Normality is not normal
It is perhaps ‘natural’ for people to want to return to something resembling a pre-Covid-19 world, to get ‘back to normal’, for family and friends to meet up and continue as before, to love and to care and to share, which is the essence of human nature. But let’s remember what this normality really means for many of us. It is a world where every aspect of life is subordinated to the worst excesses of the drive to make profit on the part of a minority owning and controlling class.
Normality is a world where almost 800 million are chronically malnourished and where 25,000 children die each day from hunger or related illness. At the same time, the governments of the world order the destruction of vast mountains of food to keep prices high, stockpile food until it rots and pay farmers to take land out of production because the laws of supply and demand insist that overproduction is bad for the market.
Normality is a world where some 150 million of our fellow humans are homeless, many sleeping rough on the streets of the world’s cities, with 1.6 billion lacking adequate housing, yet there is no shortage of vacant buildings – countless millions of acres of empty living space in the major cities of the world – and certainly no shortage of building materials or skilled builders and craftsmen presently out of work. Again, we find that the market not only dictates who does and does not eat, but who does and does not sleep comfortably.
Normality is a planet on which over one billion of our fellow humans have no access to clean water and 2.6 billion lack adequate sanitation, and the growing scarcity of fresh water is calculated to spark many wars across the globe in the coming decades. Meanwhile, the technology exists to desalinate millions of gallons each day and to set up treatment plants capable of cleaning the dirtiest water. However, there is not much profit in selling something which covers five-sixths of the planet, so the investment never comes.
While millions of children die each year of curable diseases and while we still await breakthroughs in medical science that can cure the presently incurable, we find there are literally thousands of scientists around the world employed in weapons programmes – paid by their respective governments to devise new methods of murder, including germ warfare, the deaths from which could dwarf those of the current pandemic.

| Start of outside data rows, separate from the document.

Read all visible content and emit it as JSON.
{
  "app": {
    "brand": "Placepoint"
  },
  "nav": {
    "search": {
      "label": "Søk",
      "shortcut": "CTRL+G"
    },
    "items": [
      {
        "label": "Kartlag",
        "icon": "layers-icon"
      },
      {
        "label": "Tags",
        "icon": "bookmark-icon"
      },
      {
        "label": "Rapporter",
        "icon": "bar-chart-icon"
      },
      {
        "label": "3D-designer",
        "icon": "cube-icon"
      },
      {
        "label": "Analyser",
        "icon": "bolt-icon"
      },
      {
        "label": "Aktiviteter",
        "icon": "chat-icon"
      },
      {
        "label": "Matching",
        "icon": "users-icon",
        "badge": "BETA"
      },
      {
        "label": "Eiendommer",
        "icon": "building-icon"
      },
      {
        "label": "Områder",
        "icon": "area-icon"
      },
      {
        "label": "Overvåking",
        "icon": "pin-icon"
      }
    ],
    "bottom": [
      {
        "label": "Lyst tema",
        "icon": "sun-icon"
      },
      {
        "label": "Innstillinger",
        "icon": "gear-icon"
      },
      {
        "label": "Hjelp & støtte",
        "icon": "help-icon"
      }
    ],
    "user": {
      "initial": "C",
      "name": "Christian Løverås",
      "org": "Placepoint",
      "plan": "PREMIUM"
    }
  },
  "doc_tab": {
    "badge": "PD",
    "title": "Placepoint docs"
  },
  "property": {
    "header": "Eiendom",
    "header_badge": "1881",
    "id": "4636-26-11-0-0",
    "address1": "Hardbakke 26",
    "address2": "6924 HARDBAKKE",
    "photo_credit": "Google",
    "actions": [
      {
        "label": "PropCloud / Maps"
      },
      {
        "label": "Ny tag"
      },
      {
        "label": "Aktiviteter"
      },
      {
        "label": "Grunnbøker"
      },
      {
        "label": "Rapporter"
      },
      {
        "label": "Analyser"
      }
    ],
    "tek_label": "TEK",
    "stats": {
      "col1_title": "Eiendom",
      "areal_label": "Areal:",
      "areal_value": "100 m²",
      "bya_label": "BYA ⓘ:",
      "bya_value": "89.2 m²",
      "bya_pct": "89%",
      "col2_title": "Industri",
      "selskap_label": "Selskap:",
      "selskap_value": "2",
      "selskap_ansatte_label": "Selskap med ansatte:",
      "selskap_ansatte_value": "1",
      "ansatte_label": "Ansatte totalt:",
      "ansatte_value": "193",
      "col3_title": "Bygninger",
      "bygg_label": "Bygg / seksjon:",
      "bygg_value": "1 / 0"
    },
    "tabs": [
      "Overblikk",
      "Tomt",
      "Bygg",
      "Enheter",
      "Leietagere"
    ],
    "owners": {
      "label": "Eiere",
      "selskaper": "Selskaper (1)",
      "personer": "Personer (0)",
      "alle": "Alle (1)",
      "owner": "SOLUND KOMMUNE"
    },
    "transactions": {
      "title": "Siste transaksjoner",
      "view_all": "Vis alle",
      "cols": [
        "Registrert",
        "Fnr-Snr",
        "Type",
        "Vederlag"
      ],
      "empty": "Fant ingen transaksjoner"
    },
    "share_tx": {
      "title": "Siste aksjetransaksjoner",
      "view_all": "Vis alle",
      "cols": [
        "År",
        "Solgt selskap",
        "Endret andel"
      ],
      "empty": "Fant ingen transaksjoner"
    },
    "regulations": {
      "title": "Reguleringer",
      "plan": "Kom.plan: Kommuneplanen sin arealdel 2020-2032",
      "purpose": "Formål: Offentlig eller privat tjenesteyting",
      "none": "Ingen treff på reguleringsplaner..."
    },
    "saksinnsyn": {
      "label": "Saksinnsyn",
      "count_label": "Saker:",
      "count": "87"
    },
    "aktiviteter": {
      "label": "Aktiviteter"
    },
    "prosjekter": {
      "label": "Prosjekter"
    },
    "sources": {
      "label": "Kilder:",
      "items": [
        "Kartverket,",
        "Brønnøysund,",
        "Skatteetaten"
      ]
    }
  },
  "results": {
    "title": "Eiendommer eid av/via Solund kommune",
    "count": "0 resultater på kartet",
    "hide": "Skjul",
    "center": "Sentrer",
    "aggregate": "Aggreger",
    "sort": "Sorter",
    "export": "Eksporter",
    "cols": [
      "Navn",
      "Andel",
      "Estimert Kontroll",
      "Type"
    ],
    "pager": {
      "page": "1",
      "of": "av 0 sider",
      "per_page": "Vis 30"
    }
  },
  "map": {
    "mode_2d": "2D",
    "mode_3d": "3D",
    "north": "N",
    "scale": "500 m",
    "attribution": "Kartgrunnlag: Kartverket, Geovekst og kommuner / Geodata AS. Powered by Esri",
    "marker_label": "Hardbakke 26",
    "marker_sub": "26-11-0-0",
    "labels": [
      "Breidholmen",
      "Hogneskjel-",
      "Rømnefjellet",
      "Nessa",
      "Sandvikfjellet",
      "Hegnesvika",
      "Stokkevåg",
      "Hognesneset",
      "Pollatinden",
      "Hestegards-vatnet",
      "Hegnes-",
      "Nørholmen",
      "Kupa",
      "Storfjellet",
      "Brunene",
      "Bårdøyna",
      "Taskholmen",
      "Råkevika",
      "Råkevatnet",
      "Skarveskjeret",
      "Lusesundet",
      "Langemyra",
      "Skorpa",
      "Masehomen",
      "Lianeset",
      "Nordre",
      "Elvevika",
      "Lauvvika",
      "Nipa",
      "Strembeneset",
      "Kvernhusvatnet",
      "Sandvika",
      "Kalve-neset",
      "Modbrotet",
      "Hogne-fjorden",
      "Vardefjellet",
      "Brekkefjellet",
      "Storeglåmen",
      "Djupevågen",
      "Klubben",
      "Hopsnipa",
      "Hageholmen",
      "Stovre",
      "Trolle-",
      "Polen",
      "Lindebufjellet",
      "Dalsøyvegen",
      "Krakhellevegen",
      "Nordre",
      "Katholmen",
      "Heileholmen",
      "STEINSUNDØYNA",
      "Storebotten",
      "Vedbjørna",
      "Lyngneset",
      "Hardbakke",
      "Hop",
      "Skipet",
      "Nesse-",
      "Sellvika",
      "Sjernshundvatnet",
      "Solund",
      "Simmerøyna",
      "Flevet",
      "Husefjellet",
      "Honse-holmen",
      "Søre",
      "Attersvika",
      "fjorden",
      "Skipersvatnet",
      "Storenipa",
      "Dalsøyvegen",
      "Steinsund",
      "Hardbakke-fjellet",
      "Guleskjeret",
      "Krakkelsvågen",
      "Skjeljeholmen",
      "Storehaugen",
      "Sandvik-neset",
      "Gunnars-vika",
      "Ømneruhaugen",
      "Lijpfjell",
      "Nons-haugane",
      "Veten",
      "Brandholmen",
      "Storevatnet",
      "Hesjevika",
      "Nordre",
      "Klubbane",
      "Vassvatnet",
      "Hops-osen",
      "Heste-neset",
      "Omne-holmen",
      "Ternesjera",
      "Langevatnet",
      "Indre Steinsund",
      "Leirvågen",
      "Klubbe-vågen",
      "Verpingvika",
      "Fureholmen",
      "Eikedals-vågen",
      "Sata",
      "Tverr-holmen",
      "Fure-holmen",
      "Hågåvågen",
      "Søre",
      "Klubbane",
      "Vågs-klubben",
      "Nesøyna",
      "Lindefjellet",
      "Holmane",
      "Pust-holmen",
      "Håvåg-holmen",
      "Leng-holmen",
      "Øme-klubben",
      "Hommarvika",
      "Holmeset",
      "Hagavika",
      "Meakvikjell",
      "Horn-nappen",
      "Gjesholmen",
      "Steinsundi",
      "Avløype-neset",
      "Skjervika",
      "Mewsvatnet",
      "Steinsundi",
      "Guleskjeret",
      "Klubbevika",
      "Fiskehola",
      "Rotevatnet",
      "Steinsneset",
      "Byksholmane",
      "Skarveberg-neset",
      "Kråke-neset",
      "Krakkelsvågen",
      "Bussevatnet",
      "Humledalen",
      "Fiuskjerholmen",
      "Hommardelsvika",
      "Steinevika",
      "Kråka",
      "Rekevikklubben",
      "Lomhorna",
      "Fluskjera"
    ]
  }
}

The list is as endless as it is insane. At every turn we find evidence of how capitalism destroys us physically and mentally, retarding real human development. At every turn we come smack up against the iron law of our age – ‘can’t pay, can’t have’. At every turn we find capitalism running wild like a rabid dog, infecting all it comes into contact with, a pandemic that is rarely recognised for what it is.
If we return to ‘normality’, let’s hope it is with an increased awareness of our own worth, capabilities and potential, a recognition that it’s the workers who run the world, no matter how seemingly menial the job, and how interdependent we are on each other. Whilst our leaders, in the face of crisis, resemble more each day the character in Edvard Munch’s The Scream, let us not lose sight of the fact it was the workers who kept society going and rid the world of Covid-19.